Squalo ne put répondre. Il prit les billets que lui tendait l'inconnu et les fourra dans sa poche. De toute façon, il n'avait plus rien à protéger, plus rien sauf sa propre vie. À cette pensée deux larmes roulèrent sur ses joues. Il regarda fixement le jeune homme qui lui faisait face, ne sachant que faire.

« Ne me remercie pas, je suis ton ennemi. »

Les nuages relâchaient enfin toute leur tension. Les gouttes de pluies battaient son visage et se noyaient dans ses larmes, tandis qu'il courait. Ses pas le portèrent loin, dans une zone de la ville qu'il n'avait jamais vue. Il s'affala contre le métal froid du rideau de fer qui protégeait une boutique fermée à cette heure si tardive. Il laissa éclater sa rage et sa douleur couvertes par le concert du ciel : ses cris se perdaient dans le fracas du tonnerre, ses larmes se confondaient avec la pluie.

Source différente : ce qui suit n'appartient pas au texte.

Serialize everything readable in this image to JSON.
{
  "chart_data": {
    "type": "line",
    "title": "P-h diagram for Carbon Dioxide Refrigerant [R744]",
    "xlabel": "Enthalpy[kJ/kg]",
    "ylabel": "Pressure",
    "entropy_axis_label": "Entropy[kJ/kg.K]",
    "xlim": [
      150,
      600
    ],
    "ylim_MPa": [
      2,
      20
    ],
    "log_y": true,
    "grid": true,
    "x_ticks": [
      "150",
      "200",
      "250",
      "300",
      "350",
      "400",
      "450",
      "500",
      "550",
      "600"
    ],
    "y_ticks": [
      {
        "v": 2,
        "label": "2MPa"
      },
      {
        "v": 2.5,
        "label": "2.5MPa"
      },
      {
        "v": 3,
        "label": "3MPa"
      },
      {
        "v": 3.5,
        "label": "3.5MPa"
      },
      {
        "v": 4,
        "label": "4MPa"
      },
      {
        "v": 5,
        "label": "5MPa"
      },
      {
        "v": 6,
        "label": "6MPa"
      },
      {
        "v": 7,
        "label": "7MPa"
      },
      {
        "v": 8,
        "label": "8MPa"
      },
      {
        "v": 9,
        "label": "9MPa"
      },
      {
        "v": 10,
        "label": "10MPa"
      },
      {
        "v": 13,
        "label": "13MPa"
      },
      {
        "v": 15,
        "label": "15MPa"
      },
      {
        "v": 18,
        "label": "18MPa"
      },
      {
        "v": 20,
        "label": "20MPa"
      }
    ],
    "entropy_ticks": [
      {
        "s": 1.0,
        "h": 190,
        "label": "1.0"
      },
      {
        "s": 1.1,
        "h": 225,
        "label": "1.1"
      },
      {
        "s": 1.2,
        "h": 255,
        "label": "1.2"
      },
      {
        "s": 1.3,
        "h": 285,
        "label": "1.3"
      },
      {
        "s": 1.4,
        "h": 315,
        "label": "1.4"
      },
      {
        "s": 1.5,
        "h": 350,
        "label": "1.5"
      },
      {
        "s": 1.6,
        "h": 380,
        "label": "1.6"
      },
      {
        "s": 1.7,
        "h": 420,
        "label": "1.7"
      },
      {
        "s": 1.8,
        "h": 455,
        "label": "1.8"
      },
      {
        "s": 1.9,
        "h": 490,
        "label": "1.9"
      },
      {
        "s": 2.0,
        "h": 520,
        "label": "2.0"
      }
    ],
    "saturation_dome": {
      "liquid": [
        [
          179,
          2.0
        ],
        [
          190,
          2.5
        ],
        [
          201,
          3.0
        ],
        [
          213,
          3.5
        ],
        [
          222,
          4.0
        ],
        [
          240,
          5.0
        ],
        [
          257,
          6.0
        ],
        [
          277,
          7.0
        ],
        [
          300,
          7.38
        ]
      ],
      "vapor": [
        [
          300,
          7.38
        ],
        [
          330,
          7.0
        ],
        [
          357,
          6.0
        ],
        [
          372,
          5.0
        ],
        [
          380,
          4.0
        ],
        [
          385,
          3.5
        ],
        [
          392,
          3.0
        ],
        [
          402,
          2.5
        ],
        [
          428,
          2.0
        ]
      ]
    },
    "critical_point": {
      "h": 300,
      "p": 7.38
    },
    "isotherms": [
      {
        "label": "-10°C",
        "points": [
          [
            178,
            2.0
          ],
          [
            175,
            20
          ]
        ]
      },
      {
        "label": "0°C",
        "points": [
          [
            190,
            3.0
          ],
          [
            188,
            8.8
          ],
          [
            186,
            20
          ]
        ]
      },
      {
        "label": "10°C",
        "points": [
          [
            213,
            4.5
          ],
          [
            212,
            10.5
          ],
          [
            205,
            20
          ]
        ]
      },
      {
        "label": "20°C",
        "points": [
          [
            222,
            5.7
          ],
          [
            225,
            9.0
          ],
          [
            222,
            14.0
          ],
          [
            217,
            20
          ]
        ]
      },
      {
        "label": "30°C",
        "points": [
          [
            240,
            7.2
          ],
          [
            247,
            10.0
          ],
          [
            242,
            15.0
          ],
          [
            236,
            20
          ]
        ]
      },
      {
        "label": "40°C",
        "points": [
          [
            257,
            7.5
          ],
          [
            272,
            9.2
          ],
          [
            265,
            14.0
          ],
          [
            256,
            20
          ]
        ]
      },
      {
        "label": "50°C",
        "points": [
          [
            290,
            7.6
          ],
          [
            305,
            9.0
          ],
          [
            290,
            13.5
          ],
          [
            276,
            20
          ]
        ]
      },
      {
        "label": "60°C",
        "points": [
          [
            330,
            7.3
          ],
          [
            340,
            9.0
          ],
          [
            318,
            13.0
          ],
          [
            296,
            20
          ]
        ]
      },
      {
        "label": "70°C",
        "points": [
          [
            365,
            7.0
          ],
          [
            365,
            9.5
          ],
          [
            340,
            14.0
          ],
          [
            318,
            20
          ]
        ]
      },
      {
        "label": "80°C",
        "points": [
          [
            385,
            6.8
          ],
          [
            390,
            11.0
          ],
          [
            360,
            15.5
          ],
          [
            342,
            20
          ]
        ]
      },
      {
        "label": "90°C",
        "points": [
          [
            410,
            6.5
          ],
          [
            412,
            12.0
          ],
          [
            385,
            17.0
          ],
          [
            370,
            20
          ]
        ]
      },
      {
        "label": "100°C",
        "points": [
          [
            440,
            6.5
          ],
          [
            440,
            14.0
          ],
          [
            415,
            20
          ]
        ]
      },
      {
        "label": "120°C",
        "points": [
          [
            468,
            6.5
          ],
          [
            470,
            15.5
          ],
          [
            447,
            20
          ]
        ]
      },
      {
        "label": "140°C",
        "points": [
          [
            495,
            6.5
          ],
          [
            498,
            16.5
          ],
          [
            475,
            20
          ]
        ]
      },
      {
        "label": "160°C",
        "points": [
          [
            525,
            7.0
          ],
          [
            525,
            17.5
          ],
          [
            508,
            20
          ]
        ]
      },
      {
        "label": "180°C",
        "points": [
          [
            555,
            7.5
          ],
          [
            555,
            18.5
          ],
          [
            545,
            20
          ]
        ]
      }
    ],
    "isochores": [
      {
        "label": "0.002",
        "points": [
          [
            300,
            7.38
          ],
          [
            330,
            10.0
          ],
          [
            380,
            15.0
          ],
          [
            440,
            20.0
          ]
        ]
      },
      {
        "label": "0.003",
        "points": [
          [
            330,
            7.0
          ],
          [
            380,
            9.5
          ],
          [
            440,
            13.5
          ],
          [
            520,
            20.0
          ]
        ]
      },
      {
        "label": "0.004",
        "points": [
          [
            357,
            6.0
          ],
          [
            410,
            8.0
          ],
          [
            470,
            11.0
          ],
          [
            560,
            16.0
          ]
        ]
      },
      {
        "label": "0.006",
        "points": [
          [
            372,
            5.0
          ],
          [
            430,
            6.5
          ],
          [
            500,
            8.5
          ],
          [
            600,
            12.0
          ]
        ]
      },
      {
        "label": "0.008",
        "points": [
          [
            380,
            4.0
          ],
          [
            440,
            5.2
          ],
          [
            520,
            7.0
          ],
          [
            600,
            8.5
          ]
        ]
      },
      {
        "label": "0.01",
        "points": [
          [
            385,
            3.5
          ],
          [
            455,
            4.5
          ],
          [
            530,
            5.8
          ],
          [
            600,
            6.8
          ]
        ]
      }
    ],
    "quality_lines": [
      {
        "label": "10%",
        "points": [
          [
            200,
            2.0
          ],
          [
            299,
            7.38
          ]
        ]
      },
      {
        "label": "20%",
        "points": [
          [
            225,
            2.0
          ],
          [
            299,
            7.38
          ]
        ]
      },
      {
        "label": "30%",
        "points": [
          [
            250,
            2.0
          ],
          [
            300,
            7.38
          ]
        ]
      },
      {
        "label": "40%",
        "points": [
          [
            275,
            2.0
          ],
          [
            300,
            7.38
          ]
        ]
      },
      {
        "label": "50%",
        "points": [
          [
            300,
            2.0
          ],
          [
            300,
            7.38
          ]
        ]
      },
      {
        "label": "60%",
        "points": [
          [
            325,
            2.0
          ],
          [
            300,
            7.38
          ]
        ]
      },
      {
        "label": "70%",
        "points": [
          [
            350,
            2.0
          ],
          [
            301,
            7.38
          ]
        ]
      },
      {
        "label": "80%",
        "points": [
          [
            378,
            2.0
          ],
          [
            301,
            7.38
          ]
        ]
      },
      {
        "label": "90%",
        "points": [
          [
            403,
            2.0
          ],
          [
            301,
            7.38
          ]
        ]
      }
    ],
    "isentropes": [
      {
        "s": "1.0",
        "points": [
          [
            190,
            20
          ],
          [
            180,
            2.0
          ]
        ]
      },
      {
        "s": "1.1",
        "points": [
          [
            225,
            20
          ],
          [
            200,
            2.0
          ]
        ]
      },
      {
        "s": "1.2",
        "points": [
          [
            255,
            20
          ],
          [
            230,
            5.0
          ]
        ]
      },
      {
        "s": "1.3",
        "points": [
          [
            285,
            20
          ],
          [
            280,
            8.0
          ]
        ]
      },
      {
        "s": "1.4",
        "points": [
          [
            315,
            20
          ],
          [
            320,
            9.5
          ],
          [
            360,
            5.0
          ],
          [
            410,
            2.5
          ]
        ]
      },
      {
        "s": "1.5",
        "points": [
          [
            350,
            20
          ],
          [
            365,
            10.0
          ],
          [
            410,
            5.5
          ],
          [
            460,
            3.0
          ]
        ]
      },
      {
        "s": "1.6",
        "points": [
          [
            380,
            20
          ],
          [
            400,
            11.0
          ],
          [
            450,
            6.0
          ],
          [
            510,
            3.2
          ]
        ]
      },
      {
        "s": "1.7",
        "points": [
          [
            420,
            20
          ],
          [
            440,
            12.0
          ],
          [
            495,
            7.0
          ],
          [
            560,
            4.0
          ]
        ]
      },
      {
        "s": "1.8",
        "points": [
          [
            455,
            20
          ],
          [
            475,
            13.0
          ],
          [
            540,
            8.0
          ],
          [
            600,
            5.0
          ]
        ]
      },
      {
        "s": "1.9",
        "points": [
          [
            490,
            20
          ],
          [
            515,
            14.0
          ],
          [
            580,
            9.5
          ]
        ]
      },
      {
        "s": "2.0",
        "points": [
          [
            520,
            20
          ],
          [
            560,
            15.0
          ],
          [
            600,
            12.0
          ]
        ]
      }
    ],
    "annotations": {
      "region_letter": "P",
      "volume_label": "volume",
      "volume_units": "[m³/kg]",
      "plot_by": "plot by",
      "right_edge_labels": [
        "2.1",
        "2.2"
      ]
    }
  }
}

Il repensa à ses compagnons, ses amis, ses frères gisant dans leur propre sang. Ils n'auraient pas de funérailles, personne pour les honorer, personne pour les pleurer.

Il était le dernier, il était seul.

La pluie ne cessa pas pendant trois jours et provoqua des inondations. Les eaux bouillonnantes s'engouffrèrent dans les maisons, balayant tout sur leur passage : la terre, la poussière, le sang. Il ne revit aucun de ses frères, il n'avait pas pu les sauver mais le ciel avait entendu son appel et leur avait offert le Requiem de la pluie.